Javert écrivit ces lignes de son écriture la plus calme et la plus correcte, n’omettant pas une virgule, et faisant fermement crier le papier sous la plume. Au-dessous de la dernière ligne il signa:

«Javert.

«Inspecteur de 1ère classe.

«Au poste de la place du Châtelet.

«7 juin 1832, environ une heure du matin.»

Javert sécha l’encre fraîche sur le papier, le plia comme une lettre, le cacheta, écrivit au dos: Note pour l’administration, le laissa sur la table, et sortit du poste. La porte vitrée et grillée retomba derrière lui.

Il traversa de nouveau diagonalement la place du Châtelet, regagna le quai, et revint avec une précision automatique au point même qu’il avait quitté un quart d’heure auparavant; il s’y accouda, et se retrouva dans la même attitude sur la même dalle du parapet. Il semblait qu’il n’eût pas bougé.

L’obscurité était complète. C’était le moment sépulcral qui suit minuit. Un plafond de nuages cachait les étoiles. Le ciel n’était qu’une épaisseur sinistre. Les maisons de la Cité n’avaient plus une seule lumière; personne ne passait; tout ce qu’on apercevait des rues et des quais était désert; Notre-Dame et les tours du Palais de justice semblaient des linéaments de la nuit. Un réverbère rougissait la margelle du quai. Les silhouettes des ponts se déformaient dans la brume les unes derrière les autres. Les pluies avaient grossi la rivière.

L’endroit où Javert s’était accoudé était, on s’en souvient, précisément situé au-dessus du rapide de la Seine, à pic sur cette redoutable spirale de tourbillons qui se dénoue et se renoue comme une vis sans fin.

Javert pencha la tête et regarda. Tout était noir. On ne distinguait rien. On entendait un bruit d’écume; mais on ne voyait pas la rivière. Par instants, dans cette profondeur vertigineuse, une lueur apparaissait et serpentait vaguement, l’eau ayant cette puissance, dans la nuit la plus complète, de prendre la lumière on ne sait où et de la changer en couleuvre. La lueur s’évanouissait, et tout redevenait indistinct. L’immensité semblait ouverte là. Ce qu’on avait au-dessous de soi, ce n’était pas de l’eau, c’était du gouffre. Le mur du quai, abrupt, confus, mêlé à la vapeur, tout de suite dérobé, faisait l’effet d’un escarpement de l’infini.
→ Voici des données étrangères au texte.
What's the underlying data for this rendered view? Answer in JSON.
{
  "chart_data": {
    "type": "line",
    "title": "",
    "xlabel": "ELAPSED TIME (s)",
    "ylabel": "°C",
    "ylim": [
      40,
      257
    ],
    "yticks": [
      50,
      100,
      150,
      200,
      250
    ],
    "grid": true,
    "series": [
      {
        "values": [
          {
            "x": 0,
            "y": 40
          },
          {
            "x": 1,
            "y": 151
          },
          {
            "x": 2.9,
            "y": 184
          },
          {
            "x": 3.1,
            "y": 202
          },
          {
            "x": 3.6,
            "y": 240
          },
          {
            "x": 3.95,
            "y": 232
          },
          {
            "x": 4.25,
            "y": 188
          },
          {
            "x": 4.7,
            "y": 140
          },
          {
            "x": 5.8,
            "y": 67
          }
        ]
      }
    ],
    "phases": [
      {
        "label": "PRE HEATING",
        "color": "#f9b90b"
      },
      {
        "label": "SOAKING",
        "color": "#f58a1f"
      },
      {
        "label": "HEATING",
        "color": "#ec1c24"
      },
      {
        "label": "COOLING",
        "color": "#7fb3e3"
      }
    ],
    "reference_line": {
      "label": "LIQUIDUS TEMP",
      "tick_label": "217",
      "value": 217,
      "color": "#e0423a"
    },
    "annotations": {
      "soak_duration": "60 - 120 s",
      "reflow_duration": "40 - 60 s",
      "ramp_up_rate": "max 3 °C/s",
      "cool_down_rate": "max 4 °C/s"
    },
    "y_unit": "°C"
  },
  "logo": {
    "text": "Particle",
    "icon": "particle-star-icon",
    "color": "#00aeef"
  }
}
On ne voyait rien, mais on sentait la froideur hostile de l’eau et l’odeur fade des pierres mouillées. Un souffle farouche montait de cet abîme. Le grossissement du fleuve plutôt deviné qu’aperçu, le tragique chuchotement du flot, l’énormité lugubre des arches du pont, la chute imaginable dans ce vide sombre, toute cette ombre était pleine d’horreur.

Javert demeura quelques minutes immobile, regardant cette ouverture de ténèbres; il considérait l’invisible avec une fixité qui ressemblait à de l’attention. L’eau bruissait. Tout à coup, il ôta son chapeau et le posa sur le rebord du quai. Un moment après, une figure haute et noire, que de loin quelque passant attardé eût pu prendre pour un fantôme, apparut debout sur le parapet, se courba vers la Seine, puis se redressa, et tomba droite dans les ténèbres; il y eut un clapotement sourd, et l’ombre seule fut dans le secret des convulsions de cette forme obscure disparue sous l’eau.

Livre cinquième – Le petit-fils et le grand-père [61]

Chapitre I Où l’on revoit l’arbre à l’emplâtre de zinc

Quelque temps après les événements que nous venons de raconter, le sieur Boulatruelle eut une émotion vive.

Le sieur Boulatruelle est ce cantonnier de Montfermeil qu’on a déjà entrevu dans les parties ténébreuses de ce livre [62].

Boulatruelle, on s’en souvient peut-être, était un homme occupé de choses troubles et diverses. Il cassait des pierres et endommageait des voyageurs sur la grande route. Terrassier et voleur, il avait un rêve, il croyait aux trésors enfouis dans la forêt de Montfermeil. Il espérait quelque jour trouver de l’argent dans la terre au pied d’un arbre; en attendant, il en cherchait volontiers dans les poches des passants.

Néanmoins, pour l’instant, il était prudent. Il venait de l’échapper belle. Il avait été, on le sait [63], ramassé dans le galetas Jondrette avec les autres bandits. Utilité d’un vice: son ivrognerie l’avait sauvé. On n’avait jamais pu éclaircir s’il était là comme voleur ou comme volé. Une ordonnance de non-lieu, fondée sur son état d’ivresse bien constaté dans la soirée du guet-apens, l’avait mis en liberté. Il avait repris la clef des bois. Il était revenu à son chemin de Gagny à Lagny faire, sous la surveillance administrative, de l’empierrement pour le compte de l’état, la mine basse, fort pensif, un peu refroidi pour le vol, qui avait failli le perdre, mais ne se tournant qu’avec plus d’attendrissement vers le vin, qui venait de le sauver.

Quant à l’émotion vive qu’il eut peu de temps après sa rentrée sous le toit de gazon de sa hutte de cantonnier, la voici:

Un matin, Boulatruelle, en se rendant comme d’habitude à son travail, et à son affût peut-être, un peu avant le point du jour, aperçut parmi les branches un homme dont il ne vit que le dos, mais dont l’encolure, à ce qui lui sembla, à travers la distance et le crépuscule, ne lui était pas tout à fait inconnue. Boulatruelle, quoique ivrogne, avait une mémoire correcte et lucide, arme défensive indispensable à quiconque est un peu en lutte avec l’ordre légal.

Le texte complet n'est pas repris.